We've now laid the groundwork for a meaningful definition of the gradient in the setting of a constraint manifold. At this point, one could run off and try to do a steepest descent search to maximize one's objective functions. Trouble will arise, however, when one discovers that there is no sensible way to combine a point and a displacement to produce a new point because, for finite $s$, $Y+sH$ violates the constraint equations and thus does not give a point on the manifold.

For any manifold, one updates $Y$ by solving a set of differential equations of motion of the form

$$\begin{eqnarray*} \frac{d}{dt} Y &=& H, \\ \frac{d}{dt} H &=& - \Gamma(H,H). \end{eqnarray*}$$

The $\Gamma$ term is crafted to ensure that $H$ remains a tangent vector for all times $t$, thus keeping the path on the manifold. It is called the connection. (The connection term also depends on $Y$.)

To see how these equations could be satisfied, we take the infinitesimal constraint equation for $H$,

$$H^* Y + Y^* H = 0,$$

and differentiate it with respect to $t$, to get

$$\Gamma(H,H)^*Y + Y^* \Gamma(H,H) = 2 H^*H.$$

This can be satisfied generally by $\Gamma(H,H) = Y(H^* H) + T(H,H)$, where $T(H,H)$ is some arbitrary tangent vector.

In the next subsection, we will have reason to consider $\Gamma(H_1,H_2)$ for $H_1 \ne H_2$. For technical reasons, one usually requests that

$$\Gamma(H_1,H_2) = \Gamma(H_2,H_1)$$

(this is called the torsion-free property) and that

$$ip(\Gamma(H_1,H_3),H_2)+ip(H_1,\Gamma(H_2,H_3))=0$$

(this is called the metric compatibility property). These two properties uniquely determine the $T(H_1,H_2)$ term, and thereby uniquely specify the connection. On any manifold, the unique connection with these properties is called the Levi-Civita connection.

The connection for the Stiefel manifold using two different inner products (the Euclidean and the canonical) can be found in the work by Edelman, Arias, and Smith (see [151,155,416]). The function connection computes $\Gamma(H_1,H_2)$ in the template software.

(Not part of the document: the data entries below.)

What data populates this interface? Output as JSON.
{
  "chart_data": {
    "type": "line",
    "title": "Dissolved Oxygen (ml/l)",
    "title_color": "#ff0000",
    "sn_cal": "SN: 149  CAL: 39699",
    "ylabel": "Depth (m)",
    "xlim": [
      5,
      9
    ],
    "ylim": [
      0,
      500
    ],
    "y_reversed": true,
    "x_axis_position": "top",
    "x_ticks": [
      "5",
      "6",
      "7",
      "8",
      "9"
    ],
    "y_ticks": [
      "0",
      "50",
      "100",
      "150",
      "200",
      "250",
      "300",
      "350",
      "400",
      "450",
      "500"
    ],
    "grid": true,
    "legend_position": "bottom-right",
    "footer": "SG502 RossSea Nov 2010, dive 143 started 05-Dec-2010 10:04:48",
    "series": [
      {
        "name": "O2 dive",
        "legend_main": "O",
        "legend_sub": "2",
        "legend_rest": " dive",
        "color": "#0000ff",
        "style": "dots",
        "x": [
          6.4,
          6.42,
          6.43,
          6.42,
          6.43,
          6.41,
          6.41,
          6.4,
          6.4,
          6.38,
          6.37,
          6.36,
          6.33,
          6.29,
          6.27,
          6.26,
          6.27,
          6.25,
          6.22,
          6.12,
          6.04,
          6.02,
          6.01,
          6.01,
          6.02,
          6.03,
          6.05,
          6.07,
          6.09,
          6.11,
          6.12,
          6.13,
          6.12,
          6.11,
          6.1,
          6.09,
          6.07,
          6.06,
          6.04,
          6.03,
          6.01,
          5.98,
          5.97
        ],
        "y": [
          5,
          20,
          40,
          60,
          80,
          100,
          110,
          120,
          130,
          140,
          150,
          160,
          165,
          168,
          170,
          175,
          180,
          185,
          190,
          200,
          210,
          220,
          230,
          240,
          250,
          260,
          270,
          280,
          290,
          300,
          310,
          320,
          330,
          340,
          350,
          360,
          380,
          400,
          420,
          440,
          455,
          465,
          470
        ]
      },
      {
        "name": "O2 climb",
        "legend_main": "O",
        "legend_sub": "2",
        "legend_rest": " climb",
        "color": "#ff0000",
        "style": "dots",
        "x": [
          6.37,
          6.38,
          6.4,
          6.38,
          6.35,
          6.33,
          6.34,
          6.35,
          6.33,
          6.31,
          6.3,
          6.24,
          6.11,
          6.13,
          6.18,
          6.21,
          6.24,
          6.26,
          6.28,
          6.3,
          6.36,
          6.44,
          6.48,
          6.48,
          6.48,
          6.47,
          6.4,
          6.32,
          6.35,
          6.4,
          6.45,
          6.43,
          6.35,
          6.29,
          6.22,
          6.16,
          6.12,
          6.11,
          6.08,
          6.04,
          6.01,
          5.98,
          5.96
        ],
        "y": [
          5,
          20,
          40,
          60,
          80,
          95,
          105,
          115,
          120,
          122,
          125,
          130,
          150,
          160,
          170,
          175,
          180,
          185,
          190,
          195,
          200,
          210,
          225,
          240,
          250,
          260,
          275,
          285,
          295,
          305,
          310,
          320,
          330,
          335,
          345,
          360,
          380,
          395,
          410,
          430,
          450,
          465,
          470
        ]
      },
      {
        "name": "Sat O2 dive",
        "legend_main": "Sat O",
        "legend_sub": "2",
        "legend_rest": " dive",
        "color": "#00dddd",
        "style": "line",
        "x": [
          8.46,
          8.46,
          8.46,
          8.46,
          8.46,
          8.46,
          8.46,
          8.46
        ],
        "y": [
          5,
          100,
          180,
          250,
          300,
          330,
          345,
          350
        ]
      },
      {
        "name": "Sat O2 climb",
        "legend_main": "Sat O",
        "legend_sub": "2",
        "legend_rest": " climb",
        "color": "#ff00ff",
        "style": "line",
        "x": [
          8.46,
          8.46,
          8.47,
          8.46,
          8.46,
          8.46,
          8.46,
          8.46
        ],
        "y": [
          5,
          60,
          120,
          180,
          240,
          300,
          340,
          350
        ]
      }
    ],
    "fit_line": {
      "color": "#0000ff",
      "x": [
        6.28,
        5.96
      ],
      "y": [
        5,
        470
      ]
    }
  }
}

Usually the solution of the equations of motions on a manifold are very difficult to carry out. For the Stiefel manifold, analytic solutions exist and can be found in the aforementioned literature, though we have found very little performance degradation between moving along paths via the equations of motion and simply performing some orthogonalizing factorization on $Y+sH$, as long as the displacements are small. The move function supports multiple methods of geodesic motion, depending on the degree of approximation desired.